Malgré ce manque d’intensité dramatique, Samba se repose sur des bases suffisamment solides pour permettre aux acteurs de faire parler leur talent pour offrir aux spectateurs quelques beaux moments de tendresse et de comédie. Ces bases sur lesquels se repose Samba ne sont autre que celles instiguées par Intouchables et sont succès c’est pas pour rien. Sur le plan narratif on retrouve une structure identique à celle qui avait si bien fonctionné dans Intouchables, avec une structure en cinq temps : l’introduction, la première rencontre, la naissance des sentiments, une séparation ou dispute, puis sur une cinquième partie que je ne divulguerais pas pour préserver la surprise. Malheureusement, là où Intouchables se basait exclusivement sur une scène clef à chaque étape pour faire progresser la relation entre les deux protagonistes tout en offrant quelques moments intimistes et drôles, Samba tente d’aller encore loin en impliquant à l’intérieur même de ces étapes, des personnages extérieurs au couple principal. À cause de cet ajout et cet entrelacement d’arc-narratifs plus ou moins complexe, le récit se perd dans un surplus d’informations et ce doit d’effectuer plusieurs ellipses afin de faire en sorte que le film ne perde à aucun moment son rythme de croisière ce qui à la fois entache l’histoire du couple principal et met totalement à l’écart les personnages secondaires qui sont intéressants, mais totalement sous-exploités. De ce fait, on a un film qui survole son propos comme il a déjà été dit, mais également ces personnages. De plus, certaines scènes, qui ne sont présentes que pour amorcer les scènes clefs, sont inutiles. Et lorsqu’on voit de quelles manières se terminent certaines autres scènes qui auraient mérité meilleur développement, on se pose la question existentielle du : Pourquoi ce tel choix ?

À peine trois ans après la sortie triomphale du film Intouchables, il n’était pas chose facile que de réaliser une nouvelle prouesse cinématographique et émotionnelle pour le duo de réalisateurs français.
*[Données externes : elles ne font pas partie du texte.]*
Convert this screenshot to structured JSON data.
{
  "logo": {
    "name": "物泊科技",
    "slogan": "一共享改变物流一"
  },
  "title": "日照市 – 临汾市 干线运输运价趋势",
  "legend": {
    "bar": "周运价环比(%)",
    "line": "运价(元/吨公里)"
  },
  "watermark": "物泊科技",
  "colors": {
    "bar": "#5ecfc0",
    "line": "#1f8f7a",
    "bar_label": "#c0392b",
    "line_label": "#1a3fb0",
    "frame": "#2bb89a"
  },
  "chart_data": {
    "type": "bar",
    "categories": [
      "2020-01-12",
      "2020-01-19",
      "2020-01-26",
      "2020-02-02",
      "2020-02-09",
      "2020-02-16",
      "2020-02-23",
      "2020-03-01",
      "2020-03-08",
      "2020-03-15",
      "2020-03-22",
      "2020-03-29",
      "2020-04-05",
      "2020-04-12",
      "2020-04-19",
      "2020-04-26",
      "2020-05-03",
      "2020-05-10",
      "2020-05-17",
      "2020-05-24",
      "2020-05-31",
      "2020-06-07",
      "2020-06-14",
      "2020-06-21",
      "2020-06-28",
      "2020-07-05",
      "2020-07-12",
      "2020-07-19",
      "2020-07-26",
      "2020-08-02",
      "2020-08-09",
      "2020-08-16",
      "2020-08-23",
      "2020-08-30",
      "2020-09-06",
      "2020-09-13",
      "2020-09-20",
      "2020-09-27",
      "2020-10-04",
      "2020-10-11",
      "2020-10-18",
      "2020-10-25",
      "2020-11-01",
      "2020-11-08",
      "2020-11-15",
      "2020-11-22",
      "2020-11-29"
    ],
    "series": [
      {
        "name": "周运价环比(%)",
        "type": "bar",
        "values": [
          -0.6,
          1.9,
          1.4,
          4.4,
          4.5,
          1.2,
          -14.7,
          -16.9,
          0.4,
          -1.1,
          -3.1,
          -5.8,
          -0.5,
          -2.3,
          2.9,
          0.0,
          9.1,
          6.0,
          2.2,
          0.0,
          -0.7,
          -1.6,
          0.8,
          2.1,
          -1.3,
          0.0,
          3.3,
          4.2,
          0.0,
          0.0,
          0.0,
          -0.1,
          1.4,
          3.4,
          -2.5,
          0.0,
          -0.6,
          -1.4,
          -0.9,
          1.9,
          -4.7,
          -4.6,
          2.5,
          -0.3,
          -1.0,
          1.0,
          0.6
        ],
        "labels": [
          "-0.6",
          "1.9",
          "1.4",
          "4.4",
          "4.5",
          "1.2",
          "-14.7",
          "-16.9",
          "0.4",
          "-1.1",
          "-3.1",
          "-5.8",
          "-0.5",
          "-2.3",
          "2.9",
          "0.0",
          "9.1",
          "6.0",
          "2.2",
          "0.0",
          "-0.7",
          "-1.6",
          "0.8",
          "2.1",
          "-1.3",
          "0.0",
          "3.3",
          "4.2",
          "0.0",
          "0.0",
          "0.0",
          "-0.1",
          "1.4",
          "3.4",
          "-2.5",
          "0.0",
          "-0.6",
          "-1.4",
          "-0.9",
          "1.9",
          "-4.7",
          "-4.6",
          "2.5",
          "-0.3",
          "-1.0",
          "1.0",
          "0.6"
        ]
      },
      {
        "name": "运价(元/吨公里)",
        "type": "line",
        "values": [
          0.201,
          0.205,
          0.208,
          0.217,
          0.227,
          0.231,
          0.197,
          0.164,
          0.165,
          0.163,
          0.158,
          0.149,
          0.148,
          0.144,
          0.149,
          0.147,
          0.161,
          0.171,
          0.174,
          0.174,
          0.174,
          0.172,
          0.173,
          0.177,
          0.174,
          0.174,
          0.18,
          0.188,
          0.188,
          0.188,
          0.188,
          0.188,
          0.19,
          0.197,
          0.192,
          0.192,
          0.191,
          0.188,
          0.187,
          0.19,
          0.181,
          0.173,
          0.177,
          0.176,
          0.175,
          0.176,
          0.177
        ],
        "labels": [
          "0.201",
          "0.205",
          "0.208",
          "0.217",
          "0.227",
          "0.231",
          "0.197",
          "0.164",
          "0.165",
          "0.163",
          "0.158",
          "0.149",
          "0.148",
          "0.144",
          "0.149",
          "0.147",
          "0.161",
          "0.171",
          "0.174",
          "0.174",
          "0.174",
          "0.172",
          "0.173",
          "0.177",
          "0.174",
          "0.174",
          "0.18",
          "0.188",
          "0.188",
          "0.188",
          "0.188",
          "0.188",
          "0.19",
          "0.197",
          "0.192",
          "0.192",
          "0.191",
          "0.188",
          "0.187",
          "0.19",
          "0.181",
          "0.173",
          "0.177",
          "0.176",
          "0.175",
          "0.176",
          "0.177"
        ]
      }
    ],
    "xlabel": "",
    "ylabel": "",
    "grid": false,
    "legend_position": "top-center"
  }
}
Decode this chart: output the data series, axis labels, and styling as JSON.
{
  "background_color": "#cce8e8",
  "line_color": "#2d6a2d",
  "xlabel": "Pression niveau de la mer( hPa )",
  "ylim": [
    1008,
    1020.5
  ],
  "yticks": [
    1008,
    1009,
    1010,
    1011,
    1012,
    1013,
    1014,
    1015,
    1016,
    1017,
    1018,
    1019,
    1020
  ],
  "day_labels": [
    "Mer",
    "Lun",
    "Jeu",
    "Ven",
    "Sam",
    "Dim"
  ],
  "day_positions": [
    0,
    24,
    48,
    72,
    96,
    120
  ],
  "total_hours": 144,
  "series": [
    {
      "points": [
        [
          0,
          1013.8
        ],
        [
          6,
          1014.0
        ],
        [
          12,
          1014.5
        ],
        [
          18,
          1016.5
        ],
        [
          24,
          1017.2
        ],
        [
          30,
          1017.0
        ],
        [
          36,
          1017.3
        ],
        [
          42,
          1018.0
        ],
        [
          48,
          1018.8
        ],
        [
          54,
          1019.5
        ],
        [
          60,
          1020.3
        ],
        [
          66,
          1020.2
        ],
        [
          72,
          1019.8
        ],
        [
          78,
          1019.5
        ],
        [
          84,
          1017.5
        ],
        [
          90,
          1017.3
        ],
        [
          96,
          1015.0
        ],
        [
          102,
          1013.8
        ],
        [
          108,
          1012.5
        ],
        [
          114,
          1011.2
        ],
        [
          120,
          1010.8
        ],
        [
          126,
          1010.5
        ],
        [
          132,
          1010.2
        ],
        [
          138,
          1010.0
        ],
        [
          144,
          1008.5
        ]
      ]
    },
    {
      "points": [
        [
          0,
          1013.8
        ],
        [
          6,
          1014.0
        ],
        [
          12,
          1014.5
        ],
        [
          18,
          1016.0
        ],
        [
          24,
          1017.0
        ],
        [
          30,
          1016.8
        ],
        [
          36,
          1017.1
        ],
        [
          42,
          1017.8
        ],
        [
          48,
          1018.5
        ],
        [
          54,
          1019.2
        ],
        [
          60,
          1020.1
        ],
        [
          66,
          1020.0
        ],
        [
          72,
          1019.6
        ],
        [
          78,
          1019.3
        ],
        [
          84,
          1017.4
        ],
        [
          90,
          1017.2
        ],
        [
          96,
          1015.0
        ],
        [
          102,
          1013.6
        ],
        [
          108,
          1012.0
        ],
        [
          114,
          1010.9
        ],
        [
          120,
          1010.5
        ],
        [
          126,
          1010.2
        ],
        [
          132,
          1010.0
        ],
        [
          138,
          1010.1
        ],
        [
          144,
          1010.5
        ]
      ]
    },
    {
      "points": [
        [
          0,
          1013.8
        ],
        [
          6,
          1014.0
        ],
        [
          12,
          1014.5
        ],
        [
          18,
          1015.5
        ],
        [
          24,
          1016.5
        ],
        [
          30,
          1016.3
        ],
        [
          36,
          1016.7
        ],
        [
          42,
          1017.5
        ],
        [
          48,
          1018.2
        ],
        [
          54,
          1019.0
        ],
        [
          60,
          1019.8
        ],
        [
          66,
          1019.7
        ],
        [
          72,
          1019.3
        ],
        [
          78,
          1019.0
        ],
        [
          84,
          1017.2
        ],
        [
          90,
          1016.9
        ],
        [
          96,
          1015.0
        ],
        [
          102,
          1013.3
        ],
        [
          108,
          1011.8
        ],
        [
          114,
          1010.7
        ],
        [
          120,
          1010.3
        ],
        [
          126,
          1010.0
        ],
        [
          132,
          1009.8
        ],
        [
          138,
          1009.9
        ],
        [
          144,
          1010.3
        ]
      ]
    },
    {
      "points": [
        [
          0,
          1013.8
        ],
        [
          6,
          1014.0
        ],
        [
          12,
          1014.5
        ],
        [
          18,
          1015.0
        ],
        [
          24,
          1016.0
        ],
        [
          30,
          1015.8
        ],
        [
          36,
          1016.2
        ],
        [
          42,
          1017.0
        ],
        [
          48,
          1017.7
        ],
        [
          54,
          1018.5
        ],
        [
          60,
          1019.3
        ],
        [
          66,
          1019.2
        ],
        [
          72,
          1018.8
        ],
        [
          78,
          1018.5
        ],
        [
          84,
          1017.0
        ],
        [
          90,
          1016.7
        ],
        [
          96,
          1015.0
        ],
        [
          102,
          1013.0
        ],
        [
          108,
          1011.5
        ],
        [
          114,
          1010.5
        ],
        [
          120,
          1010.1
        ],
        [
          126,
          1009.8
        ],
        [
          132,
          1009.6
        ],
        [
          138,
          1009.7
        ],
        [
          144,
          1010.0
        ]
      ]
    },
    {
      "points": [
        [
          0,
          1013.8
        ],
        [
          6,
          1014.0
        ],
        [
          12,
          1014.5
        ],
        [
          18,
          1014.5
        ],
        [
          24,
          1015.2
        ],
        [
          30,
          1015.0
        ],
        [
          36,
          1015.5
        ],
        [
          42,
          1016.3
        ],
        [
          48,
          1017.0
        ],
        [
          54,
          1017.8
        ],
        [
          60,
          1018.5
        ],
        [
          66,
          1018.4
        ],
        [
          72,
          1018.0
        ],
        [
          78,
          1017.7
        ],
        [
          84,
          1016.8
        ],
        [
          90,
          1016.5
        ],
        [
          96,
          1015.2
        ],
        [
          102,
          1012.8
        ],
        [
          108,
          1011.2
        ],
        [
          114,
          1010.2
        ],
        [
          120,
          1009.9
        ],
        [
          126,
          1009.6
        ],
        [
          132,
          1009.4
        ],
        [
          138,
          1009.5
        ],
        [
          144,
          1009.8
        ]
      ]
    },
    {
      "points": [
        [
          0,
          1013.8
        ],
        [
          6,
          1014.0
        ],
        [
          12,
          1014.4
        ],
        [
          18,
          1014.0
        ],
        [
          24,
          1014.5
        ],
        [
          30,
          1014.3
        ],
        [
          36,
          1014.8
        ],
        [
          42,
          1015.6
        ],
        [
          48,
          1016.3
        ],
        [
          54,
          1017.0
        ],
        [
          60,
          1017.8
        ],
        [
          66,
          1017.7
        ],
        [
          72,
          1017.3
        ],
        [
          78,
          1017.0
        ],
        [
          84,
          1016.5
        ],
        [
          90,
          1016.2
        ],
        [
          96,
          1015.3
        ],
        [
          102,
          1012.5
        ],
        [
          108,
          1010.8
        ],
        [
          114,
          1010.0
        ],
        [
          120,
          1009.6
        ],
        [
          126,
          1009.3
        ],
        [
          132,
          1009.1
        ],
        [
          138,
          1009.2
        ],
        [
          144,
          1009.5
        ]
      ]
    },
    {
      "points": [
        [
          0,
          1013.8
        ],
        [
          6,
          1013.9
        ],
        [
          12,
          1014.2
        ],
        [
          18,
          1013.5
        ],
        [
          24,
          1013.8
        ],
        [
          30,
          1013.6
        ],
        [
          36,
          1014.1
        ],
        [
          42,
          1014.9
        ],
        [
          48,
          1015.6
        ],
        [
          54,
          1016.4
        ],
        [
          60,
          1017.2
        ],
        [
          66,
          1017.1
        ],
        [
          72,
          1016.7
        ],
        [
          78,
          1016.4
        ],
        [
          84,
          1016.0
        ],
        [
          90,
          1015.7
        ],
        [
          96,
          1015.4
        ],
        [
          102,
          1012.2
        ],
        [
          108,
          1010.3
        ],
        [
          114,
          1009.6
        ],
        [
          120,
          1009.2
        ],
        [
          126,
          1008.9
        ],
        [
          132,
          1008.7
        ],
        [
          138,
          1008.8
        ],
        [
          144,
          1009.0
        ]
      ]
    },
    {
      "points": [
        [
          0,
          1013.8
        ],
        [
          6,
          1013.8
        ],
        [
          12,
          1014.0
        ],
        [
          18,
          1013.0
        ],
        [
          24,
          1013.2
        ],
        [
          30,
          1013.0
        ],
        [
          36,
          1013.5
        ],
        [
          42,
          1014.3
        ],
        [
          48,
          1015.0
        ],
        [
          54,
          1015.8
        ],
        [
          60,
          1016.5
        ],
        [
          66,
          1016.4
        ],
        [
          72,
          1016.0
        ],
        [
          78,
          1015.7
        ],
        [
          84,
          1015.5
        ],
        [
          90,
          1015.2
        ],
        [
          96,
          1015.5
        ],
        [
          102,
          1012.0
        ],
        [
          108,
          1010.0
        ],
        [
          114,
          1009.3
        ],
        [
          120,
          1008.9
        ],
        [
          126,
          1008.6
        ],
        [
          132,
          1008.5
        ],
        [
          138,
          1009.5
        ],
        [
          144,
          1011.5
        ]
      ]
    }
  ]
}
Au-delà des points négatifs qui ont été énumérés tout au long de la critique, Samba reste bel et bien un petit feel good movie qui permet au spectateur de passer un bon moment. Alors oui, les thèmes abordés sont simplement survolés pour éviter de sombrer dans le drame et le pathos, oui les personnages secondaires ne sont pas correctement exploités et la construction narrative est calqué sur celle d’Intouchables, néanmoins, Omar Sy, Charlotte Gainsbourg et le compositeur Ludovico Einaudi arrivent grâce à leur talent respectif à porter le film et à inculquer à certaines scènes une once d’émotion que ce soit dans le registre romantique ou comique. Oui ce n’est pas le film de l’année comme on aime le dire, oui c’est une déception, mais on passe un moment agréable malgré tout et on arrive à développer une certaine tendresse envers les protagoniste grâce à la mise en scène du duo Nakache/Toledano qui fait toujours dans la mise en valeur des personnages/acteurs.